Sonó el chasquido del ascensor. Gregorio dejó de mirar a Leopoldo.

—Vete con Pedro. Deprisa.

Desaparecieron por el pasillo de la izquierda y Gregorio esperó, una vez que el timbre hubo sonado, con la mirada fija en la puerta de la habitación de Julia. Abrió. Al instante, observó que ella, a pesar de que parecía joven, tenía los cabellos blancos.

—Buenas tardes —dijo la mujer.

—Buenas tardes —Gregorio cerró la puerta—. Hola, Juan.

Juan le estrechó la mano. El humo de los cigarrillos permanecía estancado y olía a la loción de afeitar de Leopoldo.

—Ha de perdonar el retraso.

—No tiene importancia.

De unos treinta y ocho años, calculó Gregorio. Sus cabellos canosos, peinados en un moño alto, contrastaban con la juventud de su piel y de su cuerpo, de una incipiente obesidad. Las piernas, sin medias, algo cortas, acababan en unos pies con las uñas pintadas de rojo y unos breves zapatos azules.

—Insinuamos al portero que veníamos de una casa de decoración —explicó.

La voz destruía el aspecto de ramera de su cuerpo y de su maquillaje. Gregorio la intuyó molesta por su observación insistente.

—Mejor así.

—¿Es usted el novio de la señorita?

—No.

—No —dijo Juan a la vez—. Es un amigo. Con el que debemos entendernos.

—Ya —parpadeó—. El análisis ha dado un resultado positivo.

—Comprendo. Ella la espera. Por aquí, haga el favor —la mujer le precedió—. Esto, sin un mueble, queda incómodo.

—No importa.

Golpeó con los nudillos en la puerta y apareció la raya de luz eléctrica en el umbral. Julia se apartó para dejarlos pasar. Gregorio comprobó que el balcón estaba cerrado.

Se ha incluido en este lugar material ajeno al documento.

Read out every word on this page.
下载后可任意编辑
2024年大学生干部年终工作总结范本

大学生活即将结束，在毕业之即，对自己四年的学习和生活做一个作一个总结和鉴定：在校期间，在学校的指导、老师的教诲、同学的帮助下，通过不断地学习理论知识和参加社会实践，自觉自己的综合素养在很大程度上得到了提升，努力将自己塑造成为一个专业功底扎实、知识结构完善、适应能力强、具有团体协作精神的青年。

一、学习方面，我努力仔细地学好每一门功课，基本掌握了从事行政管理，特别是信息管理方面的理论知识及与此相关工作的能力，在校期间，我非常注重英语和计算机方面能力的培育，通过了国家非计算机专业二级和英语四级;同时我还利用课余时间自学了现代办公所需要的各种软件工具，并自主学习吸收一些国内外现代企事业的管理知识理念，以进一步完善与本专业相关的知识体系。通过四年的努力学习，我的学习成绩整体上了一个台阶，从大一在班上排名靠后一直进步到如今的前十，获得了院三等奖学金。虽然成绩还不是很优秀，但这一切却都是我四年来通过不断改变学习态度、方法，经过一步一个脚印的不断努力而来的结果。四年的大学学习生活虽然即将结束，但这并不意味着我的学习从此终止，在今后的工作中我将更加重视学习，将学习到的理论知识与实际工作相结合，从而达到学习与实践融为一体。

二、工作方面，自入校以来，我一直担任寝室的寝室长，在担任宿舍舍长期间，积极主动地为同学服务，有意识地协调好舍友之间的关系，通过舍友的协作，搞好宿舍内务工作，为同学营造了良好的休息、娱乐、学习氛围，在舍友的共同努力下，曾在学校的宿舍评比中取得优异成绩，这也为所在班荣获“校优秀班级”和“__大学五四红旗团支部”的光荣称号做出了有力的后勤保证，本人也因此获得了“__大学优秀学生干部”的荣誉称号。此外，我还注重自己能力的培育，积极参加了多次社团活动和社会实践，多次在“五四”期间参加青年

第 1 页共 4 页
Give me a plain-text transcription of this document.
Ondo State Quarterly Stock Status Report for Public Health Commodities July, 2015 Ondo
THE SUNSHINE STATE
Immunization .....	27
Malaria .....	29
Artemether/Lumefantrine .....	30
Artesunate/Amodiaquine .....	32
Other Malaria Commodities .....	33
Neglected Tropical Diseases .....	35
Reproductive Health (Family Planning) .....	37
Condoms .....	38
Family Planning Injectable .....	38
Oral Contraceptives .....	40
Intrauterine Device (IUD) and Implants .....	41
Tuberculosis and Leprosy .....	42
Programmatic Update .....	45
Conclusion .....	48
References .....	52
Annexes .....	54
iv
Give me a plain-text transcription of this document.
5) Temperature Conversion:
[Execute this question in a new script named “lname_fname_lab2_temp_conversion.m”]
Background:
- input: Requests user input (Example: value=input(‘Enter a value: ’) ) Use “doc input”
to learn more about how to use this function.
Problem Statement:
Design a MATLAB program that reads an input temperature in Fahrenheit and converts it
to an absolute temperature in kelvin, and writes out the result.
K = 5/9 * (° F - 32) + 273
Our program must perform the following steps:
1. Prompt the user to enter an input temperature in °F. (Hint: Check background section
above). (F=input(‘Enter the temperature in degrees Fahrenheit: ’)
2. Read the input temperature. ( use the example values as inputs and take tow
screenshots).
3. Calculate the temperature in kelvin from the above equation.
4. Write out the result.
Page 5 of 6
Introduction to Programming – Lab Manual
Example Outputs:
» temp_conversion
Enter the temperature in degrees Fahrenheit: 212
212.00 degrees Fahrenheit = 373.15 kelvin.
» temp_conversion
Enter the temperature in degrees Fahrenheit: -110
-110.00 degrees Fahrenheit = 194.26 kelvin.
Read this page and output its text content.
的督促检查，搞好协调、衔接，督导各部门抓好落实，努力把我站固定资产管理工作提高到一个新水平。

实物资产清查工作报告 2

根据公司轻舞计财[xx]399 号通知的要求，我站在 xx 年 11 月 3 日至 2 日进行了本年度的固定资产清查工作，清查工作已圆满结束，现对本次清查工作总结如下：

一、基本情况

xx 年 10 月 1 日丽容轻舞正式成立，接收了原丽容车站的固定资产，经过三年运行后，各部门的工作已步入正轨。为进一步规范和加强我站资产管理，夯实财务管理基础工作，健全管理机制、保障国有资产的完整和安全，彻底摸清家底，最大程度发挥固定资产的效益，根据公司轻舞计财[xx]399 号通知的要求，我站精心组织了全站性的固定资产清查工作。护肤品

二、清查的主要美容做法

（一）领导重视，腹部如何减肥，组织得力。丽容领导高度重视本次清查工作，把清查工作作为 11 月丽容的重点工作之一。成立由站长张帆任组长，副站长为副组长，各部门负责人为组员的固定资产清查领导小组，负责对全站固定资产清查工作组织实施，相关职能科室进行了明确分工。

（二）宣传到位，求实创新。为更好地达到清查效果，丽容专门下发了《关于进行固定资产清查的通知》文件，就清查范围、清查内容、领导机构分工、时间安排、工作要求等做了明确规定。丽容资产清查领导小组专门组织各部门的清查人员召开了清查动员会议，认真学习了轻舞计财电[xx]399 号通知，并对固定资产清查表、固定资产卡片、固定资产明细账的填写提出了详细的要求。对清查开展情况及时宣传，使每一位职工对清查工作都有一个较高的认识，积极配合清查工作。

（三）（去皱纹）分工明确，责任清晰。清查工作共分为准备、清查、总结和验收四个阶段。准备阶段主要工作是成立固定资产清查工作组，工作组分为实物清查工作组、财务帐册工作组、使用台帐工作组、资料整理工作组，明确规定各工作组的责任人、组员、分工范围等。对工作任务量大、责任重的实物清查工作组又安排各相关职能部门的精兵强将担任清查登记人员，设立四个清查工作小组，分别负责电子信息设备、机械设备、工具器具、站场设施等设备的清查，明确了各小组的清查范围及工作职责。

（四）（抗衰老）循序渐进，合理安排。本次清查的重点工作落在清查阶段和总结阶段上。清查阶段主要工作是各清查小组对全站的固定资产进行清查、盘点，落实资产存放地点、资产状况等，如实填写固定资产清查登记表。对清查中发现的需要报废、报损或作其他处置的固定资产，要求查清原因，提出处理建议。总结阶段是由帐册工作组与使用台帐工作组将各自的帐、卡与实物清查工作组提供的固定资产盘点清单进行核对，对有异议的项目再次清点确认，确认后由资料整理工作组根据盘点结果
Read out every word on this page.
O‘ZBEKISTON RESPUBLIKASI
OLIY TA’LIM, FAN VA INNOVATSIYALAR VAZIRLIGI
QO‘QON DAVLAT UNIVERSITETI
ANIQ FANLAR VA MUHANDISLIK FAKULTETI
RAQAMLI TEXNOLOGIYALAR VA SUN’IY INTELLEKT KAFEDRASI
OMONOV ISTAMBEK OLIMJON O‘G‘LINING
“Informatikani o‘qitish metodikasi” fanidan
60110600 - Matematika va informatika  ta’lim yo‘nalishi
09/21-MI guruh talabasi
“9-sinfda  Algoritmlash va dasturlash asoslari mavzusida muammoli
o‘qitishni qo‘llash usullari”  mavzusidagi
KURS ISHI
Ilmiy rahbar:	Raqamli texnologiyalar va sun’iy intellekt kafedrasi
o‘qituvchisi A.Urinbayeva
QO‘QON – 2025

—Traeré el cajón —regresó con él y lo dejó en un rincón—. Si necesitan algo, llamen. Estoy al lado.

—Gracias.

—Verá usted, yo… —la voz de Julia sonó agudísima, falsa.

Juan se había sentado en el suelo y le tendía un cigarrillo. Gregorio se acomodó junto a él.

—Pensé que a lo mejor, te habías ido de viaje.

—Hasta dentro de diez o doce días, no creo que salga. ¿Estás solo?

Gregorio dudó unos segundos.

—No.

—¿Leopoldo también?

—Sí.

—Hace calor aquí.

—Mucho. No tengo nada para beber.

—No te preocupes.

—¿De verdad es médico?

—Sí. Te aseguro que es competente.

—No parece tonta. Y es atractiva.

—¿Te ha gustado?

—Quizá no le interesan mucho los hombres.

—Normalmente —Juan sonrió—. Lamento que no puedes dedicarte a ella.

—Claro. Además, parece mayor.

—La edad justa en que la tuya las enloquece.

—Puede ser. ¿Cuándo volverás?

—Lo ignoro.

Las listas de luz formaban ángulo con una de las paredes.

—Anoche vino a decírmelo y me impresionó.

—Julia es fuerte.

—No, no me impresionó eso.

—¿Cómo se llama?

—Emilia. Te dejará la dirección.

—¿Trabaja en algo fijo?

—No puede ejercer. Ya te lo dije.

—¿Es seguro el lugar y la gente que la ayuda?

—Vive de ello.

—Ya.

—A ti te van a estropear ésos, Gregorio.

—No sé qué pueden estropearme.

—Te van a estropear, porque tú no eres como ellos.

—A lo mejor —bromeó— dentro de unos años, me voy donde tú estás.

—A lo mejor —sonrió Juan.

—Aprendería mecánica y podríamos formar sociedad.

—Eso sería bueno —aspiró hondamente del cigarrillo—. Allí también estropean.

Apretando las manos contra la pared, se levantó, al oír la llamada de Julia. Atravesó el vestíbulo, atisbo por el pasillo de la izquierda y empujó la puerta entornada. Julia, el torso en escorzo, abrochaba unos corchetes de su falda.

—Ya hemos terminado —dijo Emilia y, al erguirse Julia, se aproximó a ella y le puso una mano en la cintura—. Créame que será muy diferente de lo que usted imagina. Infinitamente menos doloroso. Y sin peligro. No hay peligro de ningún género. Hoy día con los antibióticos, hasta las complicaciones posteriores carecen de importancia. ¿Me promete estar tranquila?

—Sí.

—Vamos, si usted quiere —propuso Gregorio.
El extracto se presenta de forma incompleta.